TEMA : Analizza le relazioni che intercorrono fra la situazione politica, economica e sociale in cui versava l’Italia all’indomani della Grande Guerra e la nascita e l’affermazione del fascismo. L’elaborato dovrà comprendere le origini ed il successo del movimento, il consenso dato agli italiani al nuovo stato, il rapporto Stato-Chiesa, la politica economica e sociale ed il ricorso alla violenza come giustificazione all’ambiziosa missione del regime.
I problemi principali che i paesi appena usciti dalla Grande Guerra dovettero affrontare furono soprattutto di carattere economico e sociale. L’economia dovette infatti fare i conti con un’ inflazione crescente, con il problema della riconversione delle industrie belliche e con gli enormi debiti contratti dagli stati durante il conflitto, mentre quasi tutti i governi si trovarono a dover gestire le tendenze rivoluzionarie di una classe operaia risvegliata da quanto accadeva in Russia. In Italia tali questioni si presentarono in una forma più acuta rispetto ad altri paesi dato che le strutture economiche erano meno sviluppate e le istituzioni politiche meno radicate nella società (va ricordato che l’Italia era uno stato unitario da poco meno di cinquant’ anni).
Le agitazioni sociali nella penisola raggiunsero livelli massimi fra il ‘19 ed il ‘20, anni caratterizzati da scioperi e rivendicazioni sindacali. In questo contesto la classe dirigente liberale, sempre più contestata ed isolata, perse la sua egemonia, non riuscendo a contrastare né la crisi economica né la mobilitazione sociale. La politica italiana mutò quindi profondamente, e si arrivò alle elezioni del ‘19 con il trionfo dei partiti di massa, come il Psi (che divenne il primo partito italiano) ed il neo costituito Ppi (di chiara ispirazione cattolica). Contemporaneamente si formarono in tutta la penisola piccoli gruppi nazionalisti, offesi dal rifiuto della logica “nazionale” espresso dai socialisti.

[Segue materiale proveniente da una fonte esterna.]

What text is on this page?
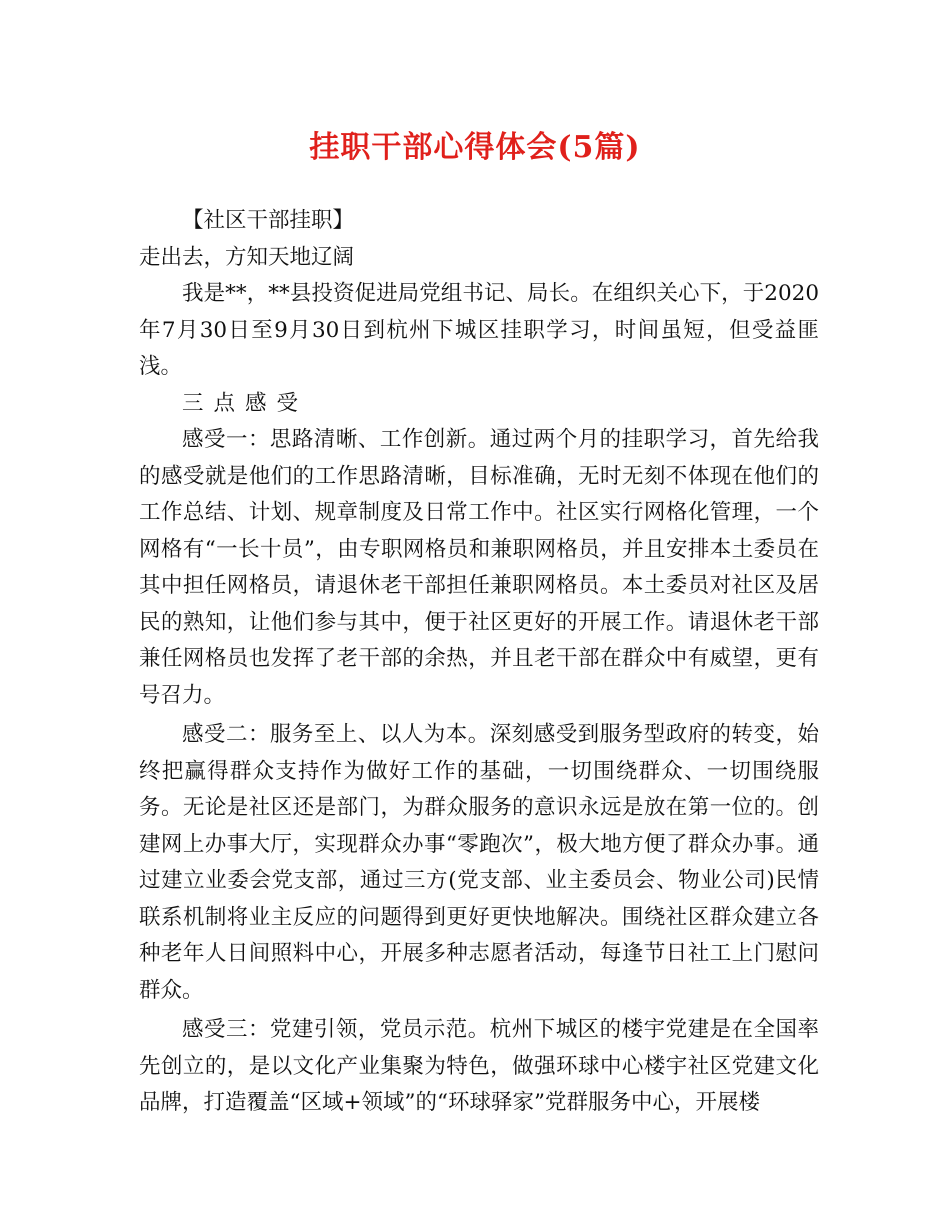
挂职干部心得体会(5篇)

【社区干部挂职】

走出去，方知天地辽阔

我是**，**县投资促进局党组书记、局长。在组织关心下，于2020年7月30日至9月30日到杭州下城区挂职学习，时间虽短，但受益匪浅。

三点感受

感受一：思路清晰、工作创新。通过两个月的挂职学习，首先给我的感受就是他们的工作思路清晰，目标准确，无时无刻不体现在他们的工作总结、计划、规章制度及日常工作中。社区实行网格化管理，一个网格有“一长十员”，由专职网格员和兼职网格员，并且安排本土委员在其中担任网格员，请退休老干部担任兼职网格员。本土委员对社区及居民的熟知，让他们参与其中，便于社区更好的开展工作。请退休老干部兼任网格员也发挥了老干部的余热，并且老干部在群众中有威望，更有号召力。

感受二：服务至上、以人为本。深刻感受到服务型政府的转变，始终把赢得群众支持作为做好工作的基础，一切围绕群众、一切围绕服务。无论是社区还是部门，为群众服务的意识永远是放在第一位的。创建网上办事大厅，实现群众办事“零跑次”，极大地方便了群众办事。通过建立业委会党支部，通过三方(党支部、业主委员会、物业公司)民情联系机制将业主反应的问题得到更好更快地解决。围绕社区群众建立各种老年人日间照料中心，开展多种志愿者活动，每逢节日社工上门慰问群众。

感受三：党建引领，党员示范。杭州下城区的楼宇党建是在全国率先创立的，是以文化产业集聚为特色，做强环球中心楼宇社区党建文化品牌，打造覆盖“区域+领域”的“环球驿家”党群服务中心，开展楼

Fra questi emergeva quello fondato da Mussolini con il nome di “Fasci di combattimento” . Questo movimento si sviluppò improvvisamente alla fine del biennio rosso, approfittando di un “riflusso antisocialista”, abbandonando l’iniziale programma liberal-democratico e fondandosi su una struttura paramilitare con lo scopo di intraprendere una lotta contro il movimento socialista. I proprietari terrieri scoprirono nei fasci un ottimo strumento per contrastare il potere delle leghe rosse ed iniziarono a sovvenzionarli, facendo dilagare il fenomeno dello squadrismo in tutto il nord Italia. A causa della crescita del movimento vi fu anche il comportamento del governo di Giolitti che, pur non sostenendo apertamente i fascisti, credeva di potersene servire per limitare le pretese socialiste.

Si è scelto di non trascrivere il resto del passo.